Rauschende Party: Die Vergabe der «Weibel-Awards» im Zürcher Plaza-Klub.

Die Plattform Digezz, auf der die Studierenden ihre grossartigen Projekte publizieren, ist nicht einfach etwas mit Multimedia. Digezz ist nichts weniger eine Vorschau auf die Zukunft der Medien.

* Dem Preis, bisher stets «Digezz-Award» oder «Multimedia-Award» genannt, haben die Studierenden dieses Jahr (ohne mein Wissen, geschweige denn meine Zustimmung) offiziell einen neuen Namen gegeben. Er hört neu, horribile dictu, auf den Namen «Weibel-Award».

Armbrust

Wilhelm Tell ohne Armbrust ist wie Helvetia ohne Schild. Die Armbrust ist die Nationalwaffe der Schweiz. Wer hat’s erfunden? Die Schweizer? Nicht ganz. Das Wort stammt von der lateinischen arcubalista ab, der Bogenschleuder der Antike. Weil das aber im Mittelalter keiner mehr verstand, wurde der Anfang zu «Arm», und zusammen mit berost, mittelhochdeutsch für «Ausrüstung» oder «Waffe», ergab das am Ende unsere Armbrust.

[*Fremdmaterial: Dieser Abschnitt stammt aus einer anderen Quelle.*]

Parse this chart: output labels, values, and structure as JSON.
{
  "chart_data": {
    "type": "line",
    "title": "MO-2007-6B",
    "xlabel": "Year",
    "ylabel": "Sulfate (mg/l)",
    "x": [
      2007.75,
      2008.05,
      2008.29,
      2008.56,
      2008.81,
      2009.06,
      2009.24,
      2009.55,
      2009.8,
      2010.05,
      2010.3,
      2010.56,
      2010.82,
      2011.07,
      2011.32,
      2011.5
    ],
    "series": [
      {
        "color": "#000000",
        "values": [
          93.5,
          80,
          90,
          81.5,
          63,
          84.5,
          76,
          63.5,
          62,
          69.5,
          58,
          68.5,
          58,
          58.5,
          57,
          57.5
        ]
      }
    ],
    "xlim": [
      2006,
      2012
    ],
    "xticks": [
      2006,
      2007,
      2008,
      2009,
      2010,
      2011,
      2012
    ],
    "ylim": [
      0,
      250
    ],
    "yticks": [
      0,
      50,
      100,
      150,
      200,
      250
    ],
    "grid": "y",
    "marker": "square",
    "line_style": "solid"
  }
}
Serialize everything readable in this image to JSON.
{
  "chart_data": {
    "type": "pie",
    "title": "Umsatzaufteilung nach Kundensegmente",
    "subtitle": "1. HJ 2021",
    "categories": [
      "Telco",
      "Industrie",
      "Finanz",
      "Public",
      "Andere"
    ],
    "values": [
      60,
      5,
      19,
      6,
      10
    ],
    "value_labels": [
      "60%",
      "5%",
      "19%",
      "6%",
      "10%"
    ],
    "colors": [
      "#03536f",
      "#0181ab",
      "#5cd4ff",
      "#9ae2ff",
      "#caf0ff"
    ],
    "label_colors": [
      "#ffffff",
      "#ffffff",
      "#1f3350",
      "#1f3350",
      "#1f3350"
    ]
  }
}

Mein neuer Text im Blog des Schweizerischen Nationalmuseums und auf Watson.

 
 
 
 
 
 

1:51

Dieser Beitrag (mp3) entstand im Auftrag von Radio SRF 2 Kultur und wurde am 9. April 2015 in der Rubrik «100 Sekunden Wissen» ausgestrahlt.

Glamhack 2022

Alle Jahre wieder: Bereits zum achten Mal hat der Swiss Open Cultural Data Hackathon stattgefunden, dieses Jahr an der Scuola universitaria professionale della Svizzera italiana (SUPSI) in Mendrisio TI. Zusammen mit der Interaction-Designerin Dirshti Gopwani habe ich meine Webapp «Mont» weiterentwickelt, eine browserbasierte App, die anvisierte Hügelkuppen und Berggipfel identifizieren sowie die jeweilige Entfernung und Gipfelhöhe angeben kann. Und auch wenn das Projekt geworden ist, was man einen erfolgreichen Fehlschlag nennt – die App läuft nur auf iOS-Geräten, und die Smartphone-Sensorik ist in vielen Fällen zu ungenau –, so hat die Arbeit doch einen Heidenspass gemacht. Auf den nächsten «Glamhack» im kommenden Jahr!


Mit der Webapp «Mont» den gewünschten Gipfel anvisieren, roten Button drücken, Gipfelnamen, -distanz und -höhe ablesen. Unten links gibt ein Kompass die Blickrichtung an, unten rechts zeigt ein Höhenmesser die eigene Höhe über Meer.